Redistricting wasn’t all she made a mess of. Only the intervention of other senators kept her from unintentionally abolishing the kindergarten program for three-year-olds. Sometimes even intervention didn’t help. When someone pointed out that her bill prohibiting discrimination by private clubs seemed to exempt the Ku Klux Klan, she angrily replied that she didn’t care; she didn’t want to join the Klan anyway.

In the end, there was no justice. The Senate sided with Johnson and gave her the congressional district she wanted. One of her colleagues explained why: “Many members of the Senate are looking forward to her service in Congress.” Texas’ gain—but America’s loss.

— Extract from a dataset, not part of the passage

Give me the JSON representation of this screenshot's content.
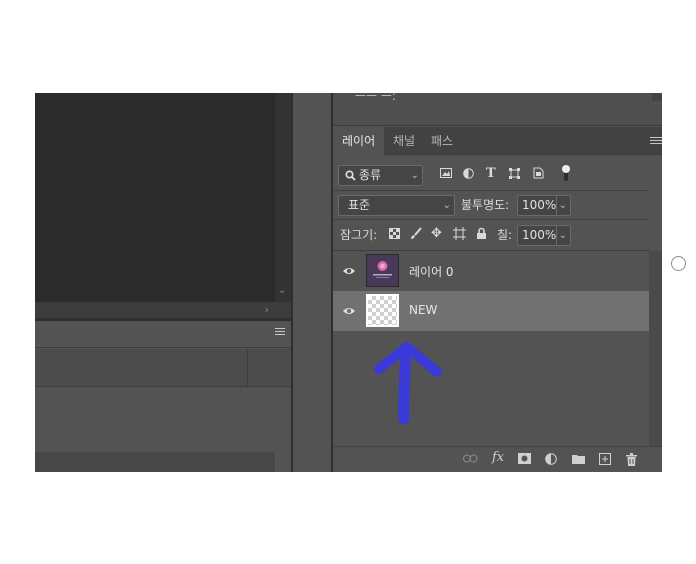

Glenn Repp: the Soothsayer

Republican, Duncanville, 59—In Shakespearean times, Glenn Repp would have made a great soothsayer—the minor character who always prophesies doom, only to go unheeded. When Rep. Repp, as he is known, takes his stand at the microphone, his head cocked to right as if to emphasize the perspective from which he views the world, the one thing certain is that no one will pay any attention to what he says.

Repp is the latest in the long line of legislators on the Ten Worst list who know what they are against but don’t know what they are for. As a result, he is at once noisy and ineffective. (“What was Repp talking about?” one member asked another in the back of the House chamber, referring to a pointless Repp question. “Did he know he was talking about?” came the reply.) Repp’s arguments always seemed to emphasize broad, ideological points instead of specific problems and thus persuaded no one. Sure, the school-finance bill was awful. But there’s nothing to be gained by attacking it as “you worst socialist nightmare”—other members just groan and tune you out. Sure, the House redistricting plan for Dallas County (which put Repp in a largely black district) was a partisan Democratic gerrymander. But while other Republicans were laying the groundwork for attacking the plan in court, Repp lost ground by calling it racist. Once he opposed a bill imposing hiring requirements on school districts because—ideology again—it violated local control. Repp lost, of course. But if he had pointed out that the bill made it harder to fire incompetent business managers, the outcome might have been different.